Funds from the tournament package itself account for 90% of the NCAA's own operating expenses, which entail a number of scholarship supplements for teams, as well as support for academics for student athletes. The "basketball fund" is what most of this money is put towards, however - an incentive based system that rewards teams for making and progressing through the tourney.
It's a simple system: A school gets a unit for each tourney game they play in. Progressing along nets schools additional units, which are then aggregated over a 6 year period and paid out from the fund. Each share, in the latest distribution, nets a school nearly $164,000. This spreads out over a 6-year payout period, meaning a share from the 2006 tourney will pay out in 2007, 08, 09, 10, 11, and 2012 - meaning that, essentially, a share is worth a million dollars to a school over its counting. This creates a situation where, at the end of a game, a school may have to deal with a "million-dollar free throw" - if it goes in, and a team moves on, it nets a program another million dollars.

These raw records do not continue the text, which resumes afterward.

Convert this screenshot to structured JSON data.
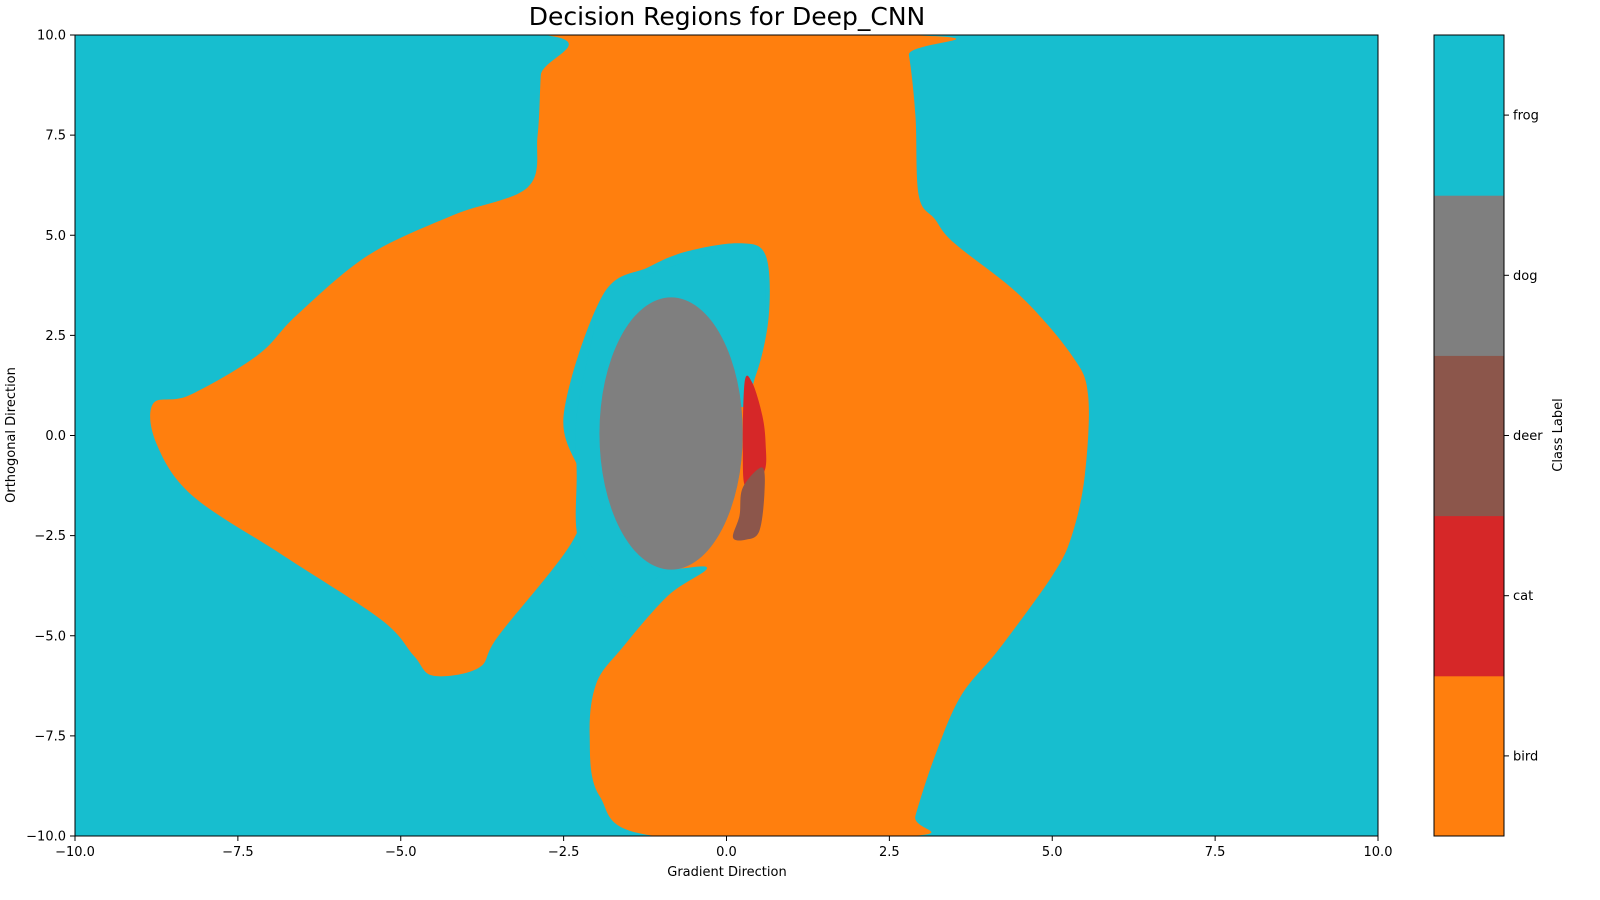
{
  "chart_data": {
    "type": "heatmap",
    "title": "Decision Regions for Deep_CNN",
    "xlabel": "Gradient Direction",
    "ylabel": "Orthogonal Direction",
    "xlim": [
      -10.0,
      10.0
    ],
    "ylim": [
      -10.0,
      10.0
    ],
    "x_ticks": [
      -10.0,
      -7.5,
      -5.0,
      -2.5,
      0.0,
      2.5,
      5.0,
      7.5,
      10.0
    ],
    "y_ticks": [
      -10.0,
      -7.5,
      -5.0,
      -2.5,
      0.0,
      2.5,
      5.0,
      7.5,
      10.0
    ],
    "x_tick_labels": [
      "−10.0",
      "−7.5",
      "−5.0",
      "−2.5",
      "0.0",
      "2.5",
      "5.0",
      "7.5",
      "10.0"
    ],
    "y_tick_labels": [
      "−10.0",
      "−7.5",
      "−5.0",
      "−2.5",
      "0.0",
      "2.5",
      "5.0",
      "7.5",
      "10.0"
    ],
    "grid": false,
    "background_class": "frog",
    "regions": [
      {
        "class": "bird",
        "boundary": [
          [
            -8.1,
            10
          ],
          [
            -2.8,
            10
          ],
          [
            -2.85,
            9
          ],
          [
            -2.9,
            7.5
          ],
          [
            -3.05,
            6.2
          ],
          [
            -4.2,
            5.5
          ],
          [
            -5.5,
            4.5
          ],
          [
            -6.6,
            3.0
          ],
          [
            -7.2,
            2.0
          ],
          [
            -8.25,
            1.0
          ],
          [
            -8.8,
            0.8
          ],
          [
            -8.75,
            -0.2
          ],
          [
            -8.2,
            -1.5
          ],
          [
            -6.8,
            -3.0
          ],
          [
            -5.3,
            -4.6
          ],
          [
            -4.8,
            -5.5
          ],
          [
            -4.5,
            -6.0
          ],
          [
            -3.8,
            -5.8
          ],
          [
            -3.5,
            -5.0
          ],
          [
            -2.35,
            -2.6
          ],
          [
            -2.2,
            -1.2
          ],
          [
            -2.5,
            0.5
          ],
          [
            -1.9,
            3.5
          ],
          [
            -1.2,
            4.2
          ],
          [
            -0.6,
            4.6
          ],
          [
            0.2,
            4.8
          ],
          [
            0.6,
            4.5
          ],
          [
            0.65,
            3.0
          ],
          [
            0.45,
            1.5
          ],
          [
            0.15,
            0.8
          ],
          [
            -0.7,
            3.5
          ],
          [
            -1.9,
            2.0
          ],
          [
            -1.85,
            -1.0
          ],
          [
            -1.4,
            -2.6
          ],
          [
            -1.0,
            -3.3
          ],
          [
            -0.3,
            -3.3
          ],
          [
            -0.9,
            -4.0
          ],
          [
            -1.6,
            -5.3
          ],
          [
            -2.0,
            -6.2
          ],
          [
            -2.1,
            -7.5
          ],
          [
            -1.95,
            -9.0
          ],
          [
            -1.1,
            -10
          ],
          [
            2.85,
            -10
          ],
          [
            2.9,
            -9.5
          ],
          [
            3.2,
            -8.0
          ],
          [
            3.6,
            -6.5
          ],
          [
            4.2,
            -5.3
          ],
          [
            5.0,
            -3.5
          ],
          [
            5.3,
            -2.5
          ],
          [
            5.5,
            -1.0
          ],
          [
            5.55,
            1.0
          ],
          [
            5.3,
            2.0
          ],
          [
            4.5,
            3.5
          ],
          [
            3.5,
            4.8
          ],
          [
            3.2,
            5.4
          ],
          [
            2.95,
            6.0
          ],
          [
            2.9,
            8.0
          ],
          [
            2.8,
            9.5
          ],
          [
            2.7,
            10
          ]
        ]
      },
      {
        "class": "frog",
        "boundary": [
          [
            -1.9,
            3.4
          ],
          [
            -1.2,
            4.0
          ],
          [
            -0.5,
            4.4
          ],
          [
            0.15,
            4.75
          ],
          [
            0.5,
            4.5
          ],
          [
            0.6,
            3.0
          ],
          [
            0.4,
            1.4
          ],
          [
            0.1,
            0.5
          ],
          [
            -0.3,
            -2.5
          ],
          [
            -0.6,
            -3.0
          ],
          [
            -1.3,
            -3.8
          ],
          [
            -1.6,
            -4.0
          ],
          [
            -2.1,
            -3.2
          ],
          [
            -2.3,
            -2.4
          ],
          [
            -2.3,
            -1.0
          ],
          [
            -2.3,
            0.5
          ],
          [
            -2.05,
            2.5
          ]
        ]
      },
      {
        "class": "dog",
        "ellipse": {
          "cx": -0.85,
          "cy": 0.05,
          "rx": 1.1,
          "ry": 3.4
        }
      },
      {
        "class": "cat",
        "boundary": [
          [
            0.28,
            1.35
          ],
          [
            0.4,
            1.3
          ],
          [
            0.55,
            0.5
          ],
          [
            0.6,
            -0.2
          ],
          [
            0.58,
            -0.9
          ],
          [
            0.3,
            -1.3
          ],
          [
            0.25,
            -0.4
          ]
        ]
      },
      {
        "class": "deer",
        "boundary": [
          [
            0.25,
            -1.3
          ],
          [
            0.55,
            -0.8
          ],
          [
            0.58,
            -1.5
          ],
          [
            0.5,
            -2.4
          ],
          [
            0.3,
            -2.6
          ],
          [
            0.1,
            -2.55
          ],
          [
            0.2,
            -2.0
          ]
        ]
      }
    ],
    "colorbar": {
      "label": "Class Label",
      "classes": [
        {
          "name": "bird",
          "color": "#ff7f0e"
        },
        {
          "name": "cat",
          "color": "#d62728"
        },
        {
          "name": "deer",
          "color": "#8c564b"
        },
        {
          "name": "dog",
          "color": "#7f7f7f"
        },
        {
          "name": "frog",
          "color": "#17becf"
        }
      ]
    }
  }
}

This system of subsidization for teams seems to be a good incentive, but has raised a lot of ire, particularly among teams beyond the I-A conferences. Schools from conferences where, likely, the only tourney team is the automatic bid for winning the league tourney feel that the incentive program shuts out smaller conferences and rewards those conferences who, due mainly to larger exposure, get more teams into the tourney, netting their teams more funds for expenses. Additionally, some teams gripe that their subsidies are not enough to even cover the expenses, as noted above by one AD, for getting to the tourney, which can give some schools in smaller conferences less of an incentive in going to tourney games, as they may end up losing money over the near-term, costing their programs precious funds. A lot of debate also rages about the prospect of the aforementioned "million dollar free throw" scenario - should this be how a school makes or loses money in the tourney?
The main question is this: should the NCAA devise a better subsidy system for teams in the NCAA tourney? Should conferences be given money, and not the teams themselves? And, should the subsidies be increased to ensure teams can cover their expenses?